PROJETO DE UNIFICAÇÃO DOS COMANDOS DAS POLÍCIAS NO ESTADO DE SANTA CATARINA

Dia 11.7.2001, horário: 17:40 horas:

Ao retornar do café da tarde no Ceisa Center, Walter (O “Guarda-Chuva Velho”) me atacou na portaria da Delegacia-Geral:

 “Ó, hoje vamos embora mais cedo, não tem ninguém aí, foram todos viajar hoje à tarde...”.

Intrigado, perguntei:

“foram viajar? Alguma coisa especial?”

Walter respondeu:

“Foram todos para Chapecó, se despencaram para lá, de vez enquanto eles inventam essas viagens”. 

Ao acessar as escadas da Delegacia-Geral lembrei da reunião do dia anterior à tarde na “sala de reuniões”, com a participação do Delegado Mário Martins (Adpesc), também, do que havia dito o Delegado Braga, poderia ser realmente sobre a questão da isononia essa viagem repentina?
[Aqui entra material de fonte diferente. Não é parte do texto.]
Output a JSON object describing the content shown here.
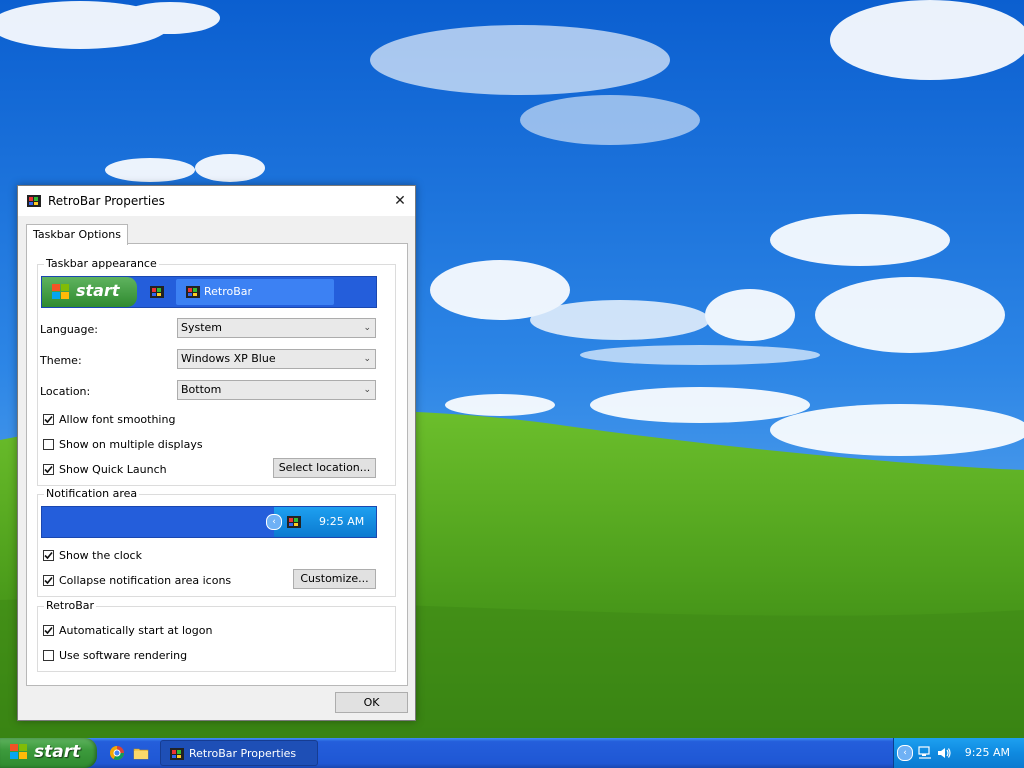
{
  "dialog": {
    "title": "RetroBar Properties",
    "close_glyph": "✕",
    "tab_label": "Taskbar Options",
    "appearance_group": {
      "title": "Taskbar appearance",
      "preview_start_label": "start",
      "preview_task_label": "RetroBar",
      "language_label": "Language:",
      "language_value": "System",
      "theme_label": "Theme:",
      "theme_value": "Windows XP Blue",
      "location_label": "Location:",
      "location_value": "Bottom",
      "checkboxes": [
        {
          "label": "Allow font smoothing",
          "checked": true
        },
        {
          "label": "Show on multiple displays",
          "checked": false
        },
        {
          "label": "Show Quick Launch",
          "checked": true
        }
      ],
      "select_location_button": "Select location..."
    },
    "notification_group": {
      "title": "Notification area",
      "preview_clock": "9:25 AM",
      "checkboxes": [
        {
          "label": "Show the clock",
          "checked": true
        },
        {
          "label": "Collapse notification area icons",
          "checked": true
        }
      ],
      "customize_button": "Customize..."
    },
    "retrobar_group": {
      "title": "RetroBar",
      "checkboxes": [
        {
          "label": "Automatically start at logon",
          "checked": true
        },
        {
          "label": "Use software rendering",
          "checked": false
        }
      ]
    },
    "ok_button": "OK"
  },
  "taskbar": {
    "start_label": "start",
    "quick_launch": [
      "chrome-icon",
      "folder-icon"
    ],
    "task_button_label": "RetroBar Properties",
    "clock": "9:25 AM",
    "tray_icons": [
      "chevron-left-icon",
      "network-icon",
      "volume-icon"
    ]
  },
  "colors": {
    "sky": "#1f74d9",
    "grass": "#4c9b1e",
    "xp_blue": "#245edb",
    "start_green": "#3c9a3c",
    "tray_blue": "#0f8ae0"
  }
}
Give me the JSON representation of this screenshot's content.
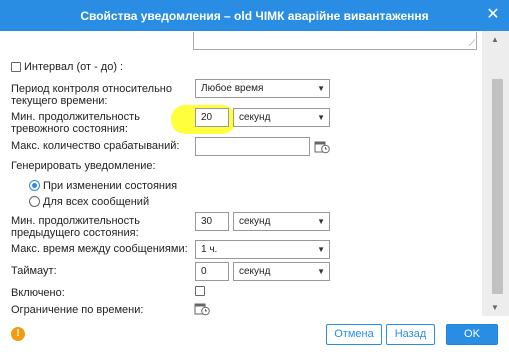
{
  "window": {
    "title": "Свойства уведомления – old ЧІМК аварійне вивантаження",
    "close_icon": "close-icon"
  },
  "form": {
    "interval_label": "Интервал (от - до) :",
    "control_period_label": "Период контроля относительно текущего времени:",
    "control_period_value": "Любое время",
    "min_alarm_duration_label": "Мин. продолжительность тревожного состояния:",
    "min_alarm_duration_value": "20",
    "min_alarm_duration_unit": "секунд",
    "max_triggers_label": "Макс. количество срабатываний:",
    "max_triggers_value": "",
    "generate_label": "Генерировать уведомление:",
    "generate_options": [
      "При изменении состояния",
      "Для всех сообщений"
    ],
    "generate_selected": 0,
    "min_prev_duration_label": "Мин. продолжительность предыдущего состояния:",
    "min_prev_duration_value": "30",
    "min_prev_duration_unit": "секунд",
    "max_time_between_label": "Макс. время между сообщениями:",
    "max_time_between_value": "1 ч.",
    "timeout_label": "Таймаут:",
    "timeout_value": "0",
    "timeout_unit": "секунд",
    "enabled_label": "Включено:",
    "time_limit_label": "Ограничение по времени:"
  },
  "footer": {
    "cancel_label": "Отмена",
    "back_label": "Назад",
    "ok_label": "OK"
  },
  "colors": {
    "accent": "#2a8de4",
    "highlight": "#ffff33",
    "warning": "#f39c12"
  }
}
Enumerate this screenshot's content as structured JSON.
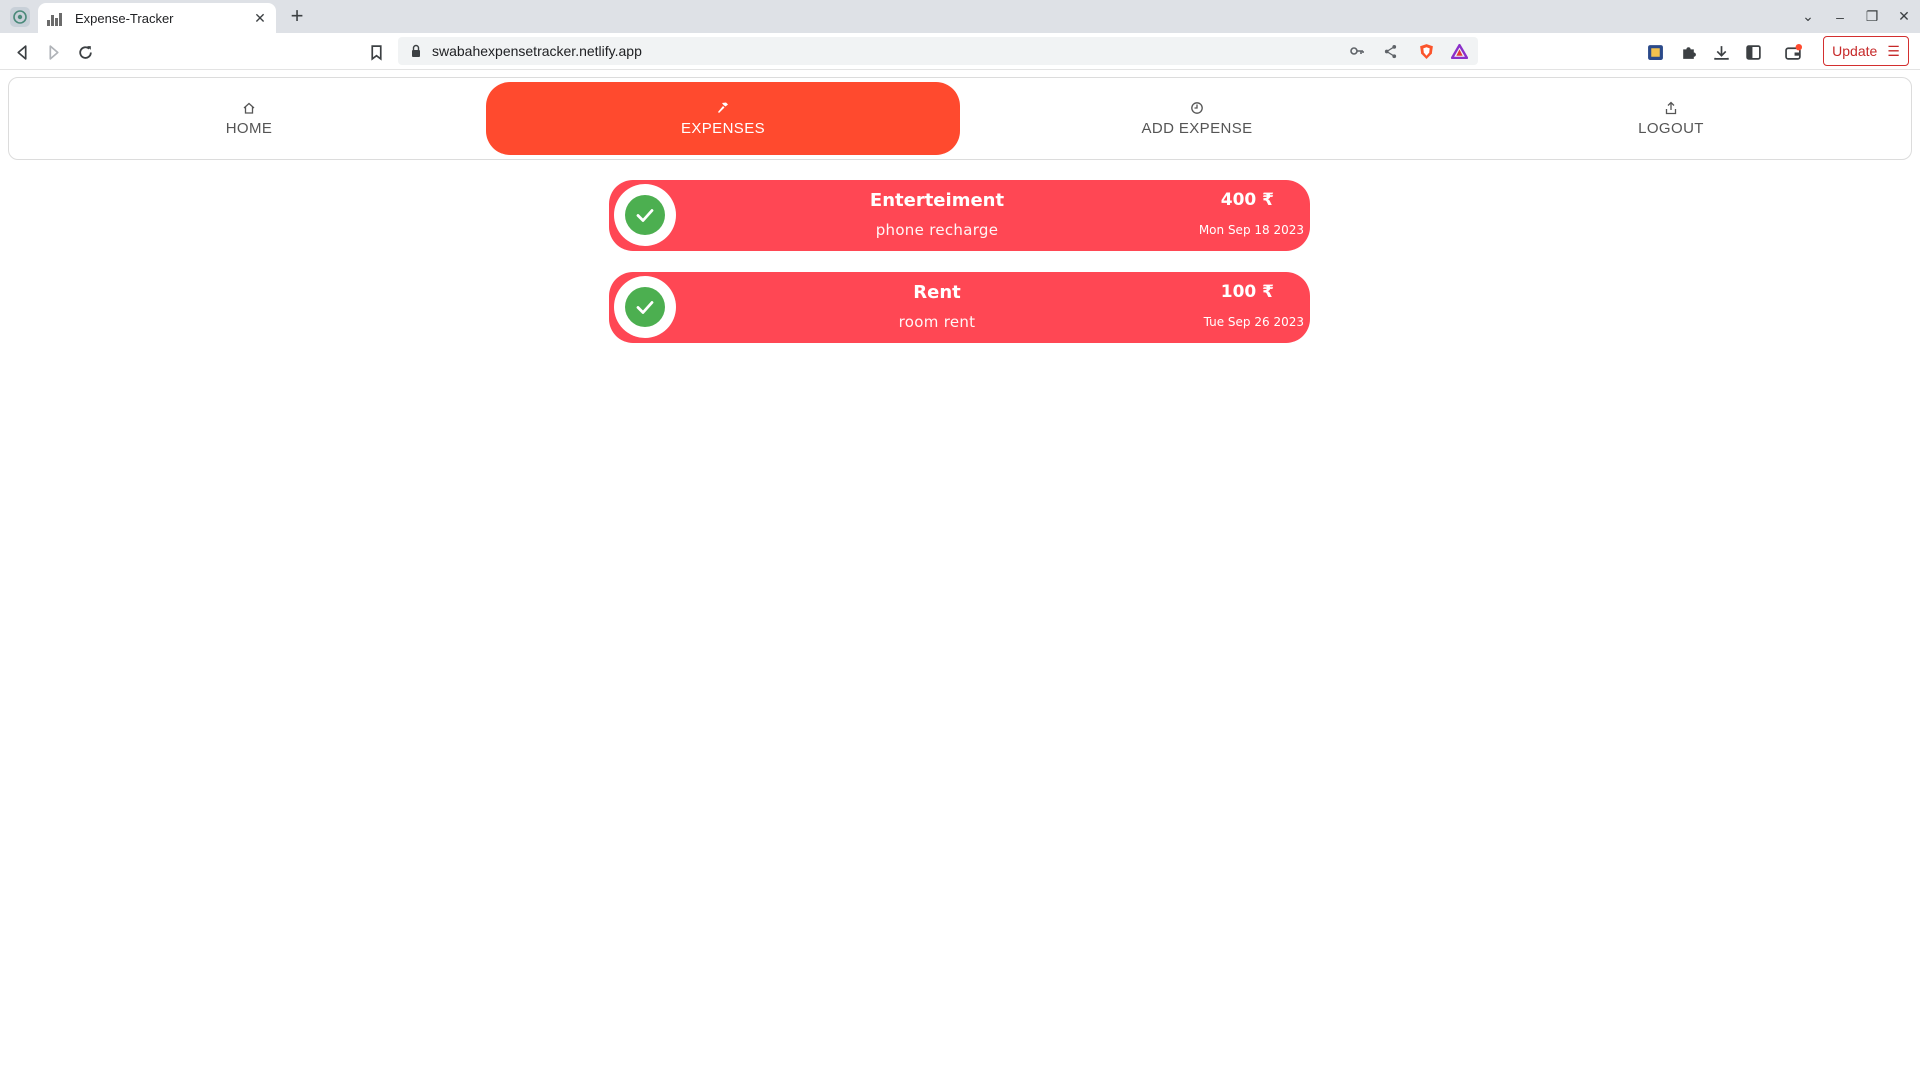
{
  "browser": {
    "tab_title": "Expense-Tracker",
    "tab_close": "✕",
    "new_tab": "+",
    "url": "swabahexpensetracker.netlify.app",
    "update_label": "Update",
    "update_menu": "☰",
    "window_controls": {
      "tab_search": "⌄",
      "minimize": "–",
      "restore": "❐",
      "close": "✕"
    },
    "icons": [
      "back-icon",
      "forward-icon",
      "reload-icon",
      "bookmark-icon",
      "lock-icon",
      "key-icon",
      "share-icon",
      "brave-shield-icon",
      "brave-rewards-icon",
      "extension-app-icon",
      "puzzle-icon",
      "download-icon",
      "sidebar-icon",
      "wallet-icon"
    ]
  },
  "nav": {
    "items": [
      {
        "label": "HOME",
        "icon": "home-icon",
        "active": false
      },
      {
        "label": "EXPENSES",
        "icon": "hammer-icon",
        "active": true
      },
      {
        "label": "ADD EXPENSE",
        "icon": "clock-icon",
        "active": false
      },
      {
        "label": "LOGOUT",
        "icon": "upload-icon",
        "active": false
      }
    ]
  },
  "expenses": [
    {
      "title": "Enterteiment",
      "description": "phone recharge",
      "amount": "400 ₹",
      "date": "Mon Sep 18 2023"
    },
    {
      "title": "Rent",
      "description": "room rent",
      "amount": "100 ₹",
      "date": "Tue Sep 26 2023"
    }
  ],
  "colors": {
    "nav_active": "#ff4a2e",
    "card": "#ff4754",
    "check": "#4caf50",
    "update": "#c62828"
  }
}
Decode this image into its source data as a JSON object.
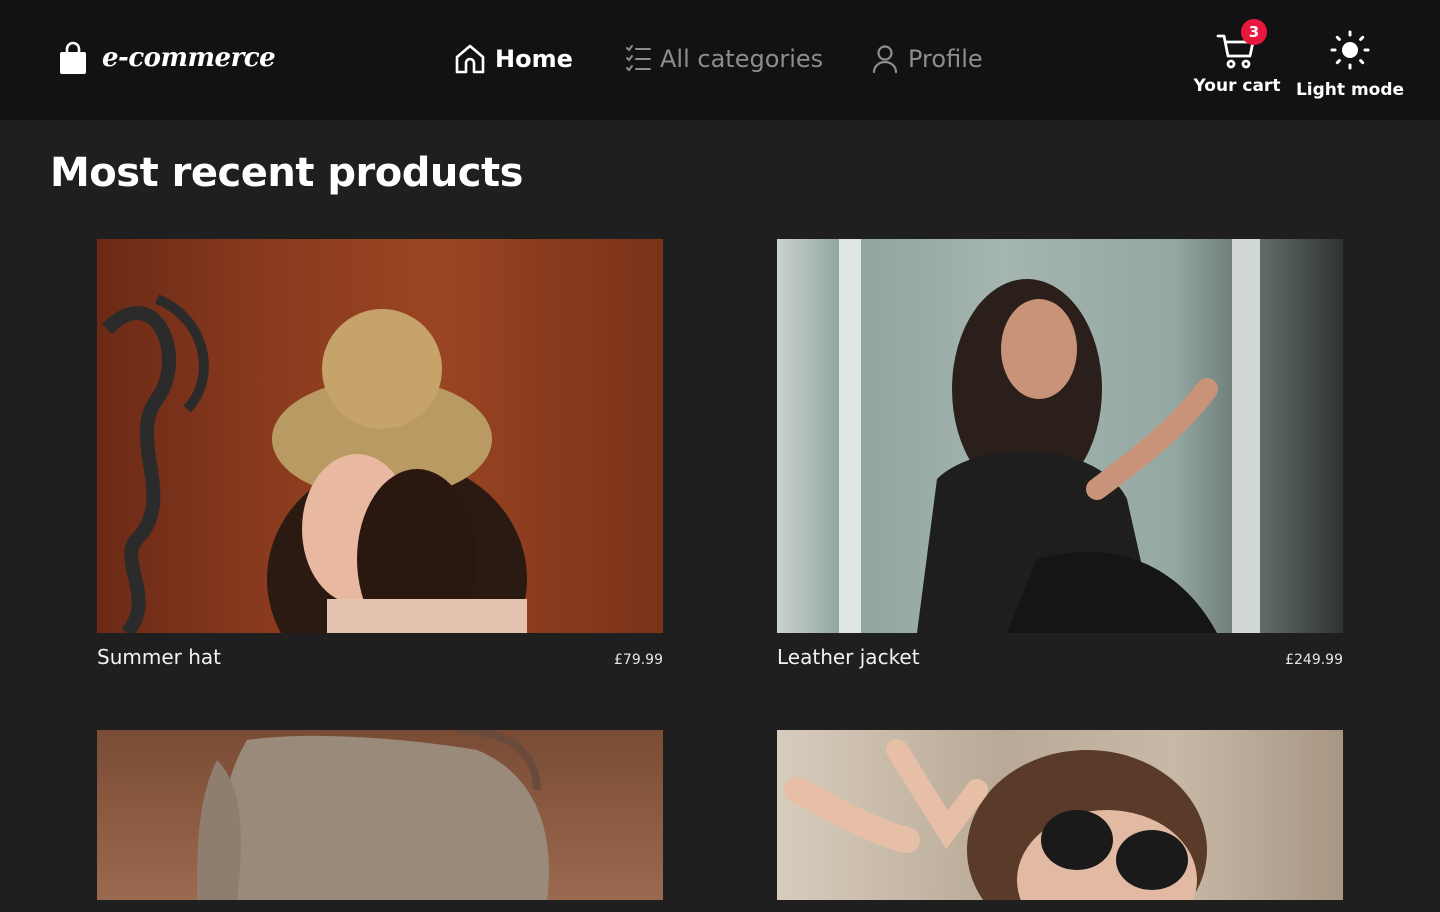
{
  "header": {
    "brand": "e-commerce",
    "nav": [
      {
        "label": "Home",
        "icon": "home-icon",
        "active": true
      },
      {
        "label": "All categories",
        "icon": "list-icon",
        "active": false
      },
      {
        "label": "Profile",
        "icon": "user-icon",
        "active": false
      }
    ],
    "cart": {
      "label": "Your cart",
      "count": "3"
    },
    "mode": {
      "label": "Light mode"
    }
  },
  "main": {
    "title": "Most recent products",
    "products": [
      {
        "name": "Summer hat",
        "price": "£79.99"
      },
      {
        "name": "Leather jacket",
        "price": "£249.99"
      },
      {
        "name": "",
        "price": ""
      },
      {
        "name": "",
        "price": ""
      }
    ]
  },
  "colors": {
    "header_bg": "#121212",
    "page_bg": "#1f1f20",
    "badge": "#e8173d",
    "nav_inactive": "#8d8d8f"
  }
}
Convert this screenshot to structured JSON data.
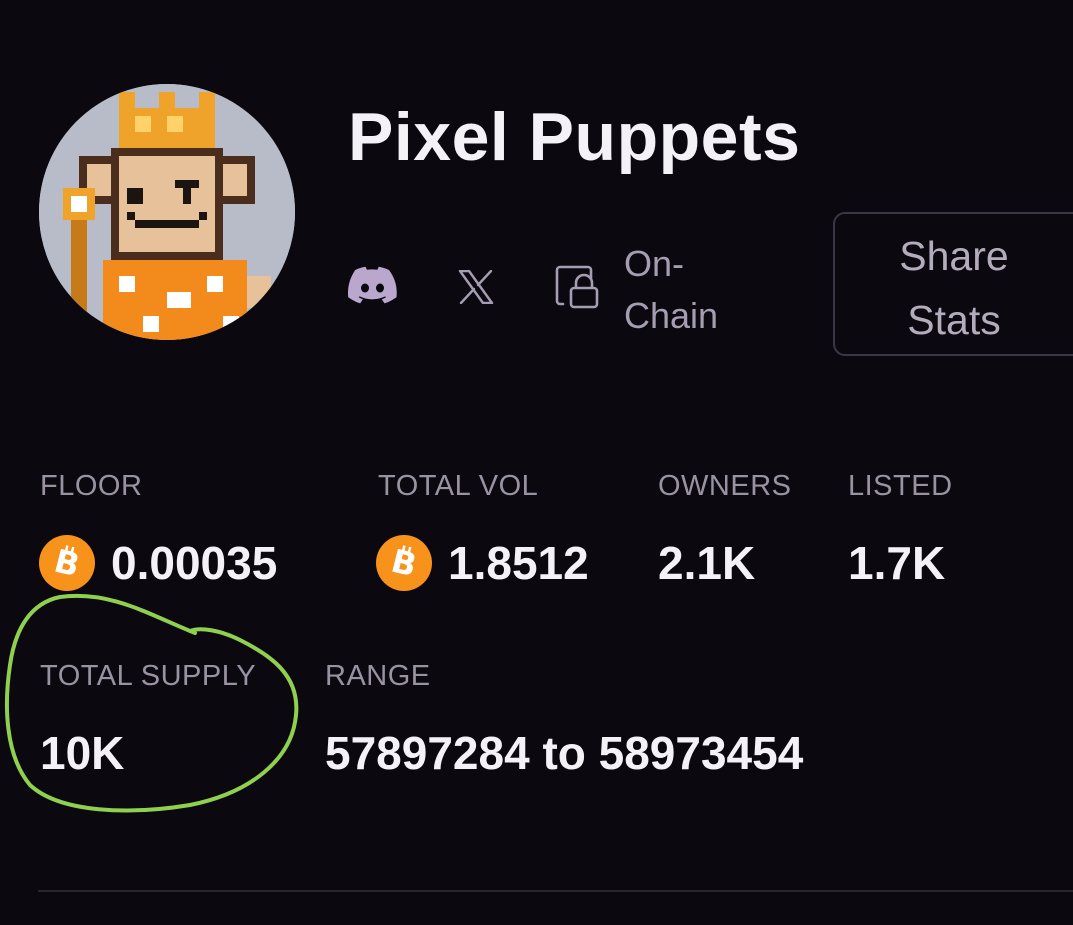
{
  "collection": {
    "name": "Pixel Puppets",
    "avatar_icon": "pixel-monkey-king-avatar"
  },
  "links": {
    "discord_icon": "discord-icon",
    "x_icon": "x-icon",
    "onchain_icon": "lock-document-icon",
    "onchain_label_line1": "On-",
    "onchain_label_line2": "Chain"
  },
  "share": {
    "label_line1": "Share",
    "label_line2": "Stats"
  },
  "stats": {
    "floor": {
      "label": "FLOOR",
      "value": "0.00035",
      "currency_icon": "bitcoin-icon"
    },
    "total_vol": {
      "label": "TOTAL VOL",
      "value": "1.8512",
      "currency_icon": "bitcoin-icon"
    },
    "owners": {
      "label": "OWNERS",
      "value": "2.1K"
    },
    "listed": {
      "label": "LISTED",
      "value": "1.7K"
    },
    "total_supply": {
      "label": "TOTAL SUPPLY",
      "value": "10K"
    },
    "range": {
      "label": "RANGE",
      "value": "57897284 to 58973454"
    }
  },
  "colors": {
    "background": "#0b080f",
    "bitcoin": "#f7931a",
    "annotation_circle": "#8fd14f",
    "muted_text": "#9a92a3"
  }
}
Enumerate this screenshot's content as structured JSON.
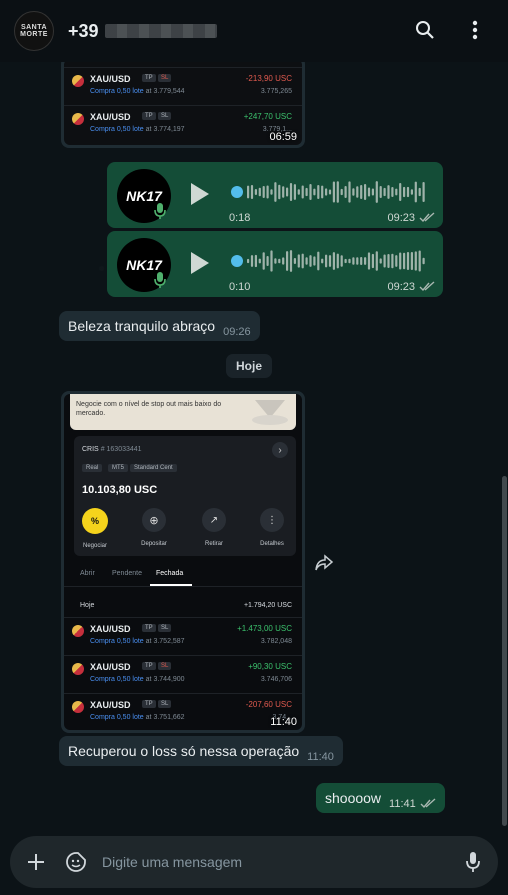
{
  "header": {
    "contact_name": "+39",
    "avatar_text": "SANTA MORTE"
  },
  "screenshot1": {
    "time": "06:59",
    "trades": [
      {
        "symbol": "XAU/USD",
        "tp": "TP",
        "sl": "SL",
        "sub_action": "Compra 0,50 lote",
        "sub_price": "at 3.779,544",
        "pl": "-213,90 USC",
        "current": "3.775,265"
      },
      {
        "symbol": "XAU/USD",
        "tp": "TP",
        "sl": "SL",
        "sub_action": "Compra 0,50 lote",
        "sub_price": "at 3.774,197",
        "pl": "+247,70 USC",
        "current": "3.779,1..."
      }
    ]
  },
  "audio_messages": [
    {
      "avatar_label": "NK17",
      "duration": "0:18",
      "time": "09:23"
    },
    {
      "avatar_label": "NK17",
      "duration": "0:10",
      "time": "09:23"
    }
  ],
  "msg1": {
    "text": "Beleza tranquilo abraço",
    "time": "09:26"
  },
  "date_chip": "Hoje",
  "screenshot2": {
    "time": "11:40",
    "banner_text": "Negocie com o nível de stop out mais baixo do mercado.",
    "account_name": "CRIS",
    "account_id": "# 163033441",
    "chips": [
      "Real",
      "MT5",
      "Standard Cent"
    ],
    "balance": "10.103,80 USC",
    "actions": [
      "Negociar",
      "Depositar",
      "Retirar",
      "Detalhes"
    ],
    "tabs": [
      "Abrir",
      "Pendente",
      "Fechada"
    ],
    "today_label": "Hoje",
    "today_total": "+1.794,20 USC",
    "trades": [
      {
        "symbol": "XAU/USD",
        "tp": "TP",
        "sl": "SL",
        "sub_action": "Compra 0,50 lote",
        "sub_price": "at 3.752,587",
        "pl": "+1.473,00 USC",
        "current": "3.782,048"
      },
      {
        "symbol": "XAU/USD",
        "tp": "TP",
        "sl": "SL",
        "sub_action": "Compra 0,50 lote",
        "sub_price": "at 3.744,900",
        "pl": "+90,30 USC",
        "current": "3.746,706"
      },
      {
        "symbol": "XAU/USD",
        "tp": "TP",
        "sl": "SL",
        "sub_action": "Compra 0,50 lote",
        "sub_price": "at 3.751,662",
        "pl": "-207,60 USC",
        "current": "3.74..."
      }
    ]
  },
  "msg2": {
    "text": "Recuperou o loss só nessa operação",
    "time": "11:40"
  },
  "msg3": {
    "text": "shoooow",
    "time": "11:41"
  },
  "input": {
    "placeholder": "Digite uma mensagem"
  },
  "colors": {
    "outgoing": "#144d37",
    "incoming": "#1f2c33",
    "background": "#0c1317",
    "accent": "#4fb06d"
  }
}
E na falta de efetivo policial:

“Estagiários – A Câmara de Joinville está enviando ofício ao governador Esperidião Amin (PPB), solicitando a contratação de estagiários para trabalharem  nos distritos policiais no atendimento ao público. A proposta é do vereador Zulmar Valverde (PFL), que também é delegado de polícia em Joinville. Alega que os policiais assumem funções dentro das delegacias, deixando de apurar infrações que exigem minuciosas investigações. Eles têm a missão de promover a segurança pública, através de ações educativas, assistenciais, preventivas e repressivas, voltadas ao combate da criminalidade” (A Notícia, Antonio Neves – Alça de Mira, 18.7.2001).

“Delegacia sem informações oficiais e estrutura – O delegado regional de Polícia, Valdenei de Bona tem bons argumentos para não manter presos em flagrante ou cumprir mandados de prisão nos três distritos policiais do município. ‘Em primeiro lugar não fomos informados oficialmente pelo juízo de execuções penais ou pela administração do presídio de que não serão aceitos presos;  em segundo lugar as delegacias não têm como fornecer alimentação, banho de sol e nem estrutura para que os presos tomem banho. Não vamos manter ninguém preso em delegacia’, disse Bona. A juíza corregedora do presídio, Ana Lia Moura Lisboa Carneiro, espera que a polícia colabore até que a situação esteja contornada. ‘É uma questão de dias’, adverte. ‘Estamos pedindo a compreensão dos delegados para que mantenham os presos nas delegacias apenas por alguns dias’. A  alimentação, pondera, não é problema, pois o presídio abastece se necessário for. A juíza garante que em casos especiais vai ser tentada a acomodação no presídio. ‘O que importa nesse momento é  a segurança da comunidade’, conclui” (A Notícia, 18.7.2001).

Depois de ler essa matéria fui rever alguns pontos da Informação n. 052/GAB/DGPC/SSP/2001, datada de 9.7.2001, encaminhada ao Delegado-Geral, em cujo documento apreciei um anteprojeto de lei encaminhado por Lipinski objetivando legitimar a presença de presos nas Delegacias:

“(...) Vale lembrar que a atribuição à Polícia Civil de funções prisionais constitui flagrante inconstitucionalidade não recepcionada pelas Cartas Federal e Estadual. Para complementar esta análise, anexo Informação n. 018/GAB/DGPC/SSP/2001, de autoria deste subscritor. Em conclusão, após especificar-se a origem do anteprojeto, opino para adoção prévia das seguintes providências: a) encaminhamento da proposta a todas as repartições policiais do Estado para colher manifestação; b) dar ciência de seu teor às direções das principais entidades de classe representativa de policiais civis; c) manter contato com parlamentares com vistas à discussão da matéria (...)”. 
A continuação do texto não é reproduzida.